Однажды, окончив лекцию несколько раньше урочного часа, Кошанский сказал: "Теперь, господа, будем пробовать перья. Опишите мне, пожалуйста, розу стихами".
Перья заскрипели, но стихи ни у кого не клеились, "а Пушкин мигом прочел два четверостишия, которые всех нас восхитили" (И. Пущин)4.
Что это за стихи? Может быть, вот эти, которые датированы, правда, более поздним временем? Стихи действительно прелестны, они очаровывают и буйной ритмикой, и задорным настроением, и смелым образом:
роза - дитя зари:
Где наша роза,
Друзья мои?
Увяла роза,
Дитя зари.
Не говори:
Так вянет младость!
Не говори:
Вот жизни радость!
Цветку скажи:
Прости, жалею!
И на лилею
Нам укажи.
Кошанский, сам писавший стихи в старомодном, классическом стиле, не принимал "ветреной", "легковесной" поэзии юного Пушкина и выговаривал ему за отступления от канонов стихосложения, за то, что пишет поэт "не по правилам". Пушкин прозвал Кошанского "Аристархом" - по имени сурового древнегреческого критика - и посвятил ему довольно дерзкое послание:
Помилуй, трезвый Аристарх,
Моих бахических посланий,
Не осуждай моих мечтаний
И чувства в ветреных стихах...
Помилуй, сжалься надо мной
Не нужны мне, поверь, уроки
Твоей учености сухой.
Я знаю сам свои пороки.
Конечно, беден гений мой...
И в заключение:
А ты, мой скучный проповедник,
Умерь ученый вкуса гнев!
Поди кричи, брани другого
И брось ленивца молодого,
Об нем тихонько пожалев.
Во время длительной болезни Кошанского его замещал в течение 1814 года тридцатилетний адъюнкт-профессор философии Педагогического института Александр Иванович Галич (Говоров). Он учился за границей, был приверженцем философии Шеллинга, всю жизнь работал над капитальным трудом "Философия истории человечества". Этот добрейший и умнейший человек вел себя с воспитанниками как равный и скоро сделался всеобщим любимцем.

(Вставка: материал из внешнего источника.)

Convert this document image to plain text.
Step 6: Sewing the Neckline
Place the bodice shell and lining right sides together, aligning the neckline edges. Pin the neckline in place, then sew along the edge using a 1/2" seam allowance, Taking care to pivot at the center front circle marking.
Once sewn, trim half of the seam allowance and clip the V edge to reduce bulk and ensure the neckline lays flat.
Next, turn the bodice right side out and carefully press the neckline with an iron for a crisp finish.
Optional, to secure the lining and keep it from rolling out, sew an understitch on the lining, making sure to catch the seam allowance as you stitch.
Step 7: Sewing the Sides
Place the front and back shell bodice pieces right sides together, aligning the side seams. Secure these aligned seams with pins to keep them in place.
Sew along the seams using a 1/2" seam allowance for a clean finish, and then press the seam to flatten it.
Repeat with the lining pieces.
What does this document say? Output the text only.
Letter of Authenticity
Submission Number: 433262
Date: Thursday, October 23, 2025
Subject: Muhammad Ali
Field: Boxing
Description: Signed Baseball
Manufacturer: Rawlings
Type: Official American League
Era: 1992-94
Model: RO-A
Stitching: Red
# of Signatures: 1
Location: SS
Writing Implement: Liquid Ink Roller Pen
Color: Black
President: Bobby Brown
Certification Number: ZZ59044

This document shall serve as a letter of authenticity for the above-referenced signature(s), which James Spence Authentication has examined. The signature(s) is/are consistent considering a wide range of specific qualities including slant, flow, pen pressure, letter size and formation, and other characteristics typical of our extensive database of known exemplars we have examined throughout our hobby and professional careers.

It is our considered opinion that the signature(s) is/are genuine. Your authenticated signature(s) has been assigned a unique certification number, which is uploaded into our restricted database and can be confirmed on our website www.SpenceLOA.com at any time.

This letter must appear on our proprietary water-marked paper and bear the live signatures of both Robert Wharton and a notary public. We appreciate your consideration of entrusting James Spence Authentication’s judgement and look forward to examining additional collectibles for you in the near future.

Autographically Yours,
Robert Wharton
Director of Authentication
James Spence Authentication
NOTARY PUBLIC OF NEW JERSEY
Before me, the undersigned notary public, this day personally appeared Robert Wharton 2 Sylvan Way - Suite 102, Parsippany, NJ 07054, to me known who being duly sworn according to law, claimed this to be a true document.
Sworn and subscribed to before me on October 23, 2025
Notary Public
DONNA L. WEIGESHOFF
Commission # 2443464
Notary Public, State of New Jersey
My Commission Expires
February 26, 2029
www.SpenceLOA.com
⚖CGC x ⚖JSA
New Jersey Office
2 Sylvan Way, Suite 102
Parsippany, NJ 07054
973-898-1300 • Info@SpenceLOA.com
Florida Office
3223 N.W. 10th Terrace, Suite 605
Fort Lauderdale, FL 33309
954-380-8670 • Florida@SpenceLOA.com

Уроки его проходили непринужденно, в веселых беседах и так, что воспитанники "даже не оставались на своих местах, а окружали толпой кафедру снисходительного лектора" (Я. К. Грот)12. Вечерами лицеисты запросто приходили к Галичу домой, где профессор предводительствовал за веселым застольем и соревновался с лицеистами в остротах, эпиграммах, розыгрышах. Конечно, Галич в глазах Пушкина являл собой прямой контраст с Кошанским, этим "угрюмым рифмотвором", ретивым творцом "холодных од". Галич - "верный друг бокала и жирных утренних пиров", "мудрец любезный".